2) Ok, so despite that excellent advice, you've
dropped the bike anyway..... now you need to get it back up on 2
wheels. The ZR-7 is pretty heavy to lift by yourself, but it's
doable for most average riders. The key is to use leverage to
your advantage. Don't try to just grab the bike and lift with
your upper body. Grab onto the luggage rail under the tailpiece
with one hand and the handlebar grip with the other. Bend your
knees and lean your hip into the side of the seat. Start pushing
up with your legs, using your hip as leverage against the bike.
Pull up on the rail with your arm at the same time. If you try
this and can't get the bike up, just stop right there and get some
help. If you do manage to get the bike upright, be VERY careful
as it comes up that you don't push too far and drop the bike right
over on the other side.
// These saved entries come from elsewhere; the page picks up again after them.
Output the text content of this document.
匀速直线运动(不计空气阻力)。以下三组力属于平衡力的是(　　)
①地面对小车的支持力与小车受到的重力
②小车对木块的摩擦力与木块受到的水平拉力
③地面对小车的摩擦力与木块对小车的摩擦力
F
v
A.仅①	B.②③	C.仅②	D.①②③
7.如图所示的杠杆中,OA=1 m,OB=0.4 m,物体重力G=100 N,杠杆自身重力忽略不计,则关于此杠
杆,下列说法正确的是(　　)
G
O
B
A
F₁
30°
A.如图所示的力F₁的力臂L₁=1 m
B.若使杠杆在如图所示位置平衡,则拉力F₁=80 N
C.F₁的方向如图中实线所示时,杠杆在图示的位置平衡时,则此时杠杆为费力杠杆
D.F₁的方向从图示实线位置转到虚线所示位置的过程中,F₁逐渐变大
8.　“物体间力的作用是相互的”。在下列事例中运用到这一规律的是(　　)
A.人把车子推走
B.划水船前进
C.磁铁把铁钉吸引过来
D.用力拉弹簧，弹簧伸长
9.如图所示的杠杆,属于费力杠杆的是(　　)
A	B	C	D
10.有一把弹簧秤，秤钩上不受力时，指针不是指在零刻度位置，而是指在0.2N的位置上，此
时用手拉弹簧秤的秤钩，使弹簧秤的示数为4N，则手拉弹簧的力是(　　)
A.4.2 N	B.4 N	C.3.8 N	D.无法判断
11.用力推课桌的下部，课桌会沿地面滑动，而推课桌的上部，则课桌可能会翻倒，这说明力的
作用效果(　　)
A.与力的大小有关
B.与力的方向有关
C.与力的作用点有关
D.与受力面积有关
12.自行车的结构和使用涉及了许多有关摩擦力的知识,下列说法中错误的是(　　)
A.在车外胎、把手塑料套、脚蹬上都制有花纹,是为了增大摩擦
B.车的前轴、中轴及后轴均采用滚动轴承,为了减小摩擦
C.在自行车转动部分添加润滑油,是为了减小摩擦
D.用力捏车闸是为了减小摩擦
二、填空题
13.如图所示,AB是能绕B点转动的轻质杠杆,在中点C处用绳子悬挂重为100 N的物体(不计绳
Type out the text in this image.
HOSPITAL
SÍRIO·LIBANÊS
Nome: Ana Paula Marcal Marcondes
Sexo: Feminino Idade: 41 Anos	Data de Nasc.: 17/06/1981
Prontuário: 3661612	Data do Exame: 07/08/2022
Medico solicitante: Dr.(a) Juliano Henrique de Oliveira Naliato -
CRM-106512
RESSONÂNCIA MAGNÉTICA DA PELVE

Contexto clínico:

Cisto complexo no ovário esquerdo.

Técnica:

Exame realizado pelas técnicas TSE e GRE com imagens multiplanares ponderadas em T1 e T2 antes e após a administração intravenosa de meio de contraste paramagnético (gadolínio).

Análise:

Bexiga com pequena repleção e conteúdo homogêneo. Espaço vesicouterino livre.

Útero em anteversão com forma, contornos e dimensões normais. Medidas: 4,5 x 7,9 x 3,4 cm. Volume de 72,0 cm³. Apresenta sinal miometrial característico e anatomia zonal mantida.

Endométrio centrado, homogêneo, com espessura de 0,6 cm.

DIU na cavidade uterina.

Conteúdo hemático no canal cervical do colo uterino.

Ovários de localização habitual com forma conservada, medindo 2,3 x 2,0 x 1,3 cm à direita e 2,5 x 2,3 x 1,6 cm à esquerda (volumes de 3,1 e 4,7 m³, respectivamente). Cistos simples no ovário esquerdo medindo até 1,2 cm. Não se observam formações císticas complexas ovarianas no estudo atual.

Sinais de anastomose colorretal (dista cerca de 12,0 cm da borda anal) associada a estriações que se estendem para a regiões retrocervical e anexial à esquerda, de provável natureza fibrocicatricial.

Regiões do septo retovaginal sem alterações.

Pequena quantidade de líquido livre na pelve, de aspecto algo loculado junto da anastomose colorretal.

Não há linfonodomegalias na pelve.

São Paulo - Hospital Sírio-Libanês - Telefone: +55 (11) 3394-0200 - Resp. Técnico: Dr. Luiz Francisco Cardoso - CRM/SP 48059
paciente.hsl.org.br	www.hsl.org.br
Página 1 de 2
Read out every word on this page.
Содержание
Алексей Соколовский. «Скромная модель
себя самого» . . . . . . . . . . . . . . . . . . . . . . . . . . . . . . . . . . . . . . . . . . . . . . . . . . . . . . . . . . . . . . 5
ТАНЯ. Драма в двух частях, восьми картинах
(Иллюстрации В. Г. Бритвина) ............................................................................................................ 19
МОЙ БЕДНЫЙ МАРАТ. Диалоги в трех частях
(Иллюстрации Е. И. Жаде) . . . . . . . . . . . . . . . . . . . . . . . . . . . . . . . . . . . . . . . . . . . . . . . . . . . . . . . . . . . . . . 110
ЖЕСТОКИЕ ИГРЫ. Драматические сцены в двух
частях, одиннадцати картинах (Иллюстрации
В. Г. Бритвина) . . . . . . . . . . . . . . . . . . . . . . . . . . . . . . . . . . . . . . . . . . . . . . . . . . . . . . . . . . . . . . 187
If it fell over on the right side, flip
the kick stand out on the left side before lifting the bike and that
will help you if you do accidentally flip it over.
3) Don't ride with a passenger until you've got
a few hundred miles under your belt on the bike. It will handle
WAY different with a passenger and you need to be very comfortable
with the bike before you should attempt it. Wait until you feel
completely at ease riding solo.
The Break-In Blues
1) On a new bike, you should have a sticker on
the tach that lists the break-in RPM limits for the engine. The
factory recommends keeping it under 4k for the first 500 miles and 6k
for the next 500 miles. It's up to you if you decide to stick to
those limits to the letter, or if you occasionally "cheat"
and rev it a little higher. The two things that are the most
important for break-in are 1) Do NOT lug the engine during
break-in. Lugging is when you're at a low RPM (say under 2000)
and you crank the throttle open wide while under a load (like going
uphill). The engine will slowly pull itself up through the RPM
range from that low point, but it will not be good for it. Try
to keep your RPM's up in the power range (say over 2500), particularly
while going uphill. Downshift to a lower gear to keep things
going strong. 2) Vary your RPM as much as possible during the
first 500 miles. In other words, don't break the motor in by
taking a 500 mile trip on the highway. Do some stop-and-go
riding frequently to give the engine a full range of operating
conditions during break-in.
Modifications
The ZR-7 is a great bike for tweaking to your
own tastes, both mechanically and aesthetically. The most common
mechanical modifications are:
1) Idle mixture screw adjustment. Many ZR-7's seem to exhibit an
off-idle throttle hesitation due to being jetted lean from the
factory. You may notice this when riding around town, going
around low-speed corners and cracking the throttle open just a
little bit in the corner. The bike will sort of
"hic-up" for a split second before the RPM's pick up.
This can be very disconcerting while in a corner, since it sort of
makes the bike a little "jerky". The
"standard" fix for this is to turn out the idle mixture
screws on the carburetors farther than the factory settings.
Most people have settled in the 2 to 2 1/2 turn range. This can
be done as part of a full re-jet with the carbs removed (see the Maintenance
page for a pictoral guide) or with the carbs still on. A
complete rejetting kit is offered through our affiliated
MotoSpecialties site
here.
2) Slip-on exhaust pipe (This is often an
aesthetic improvement also). There are many manufacturers who
produce slip-ons for the ZR-7. Check out the Accessories
page for a listing. All of them will be louder than the stock
pipe, some really loud and others more mellow.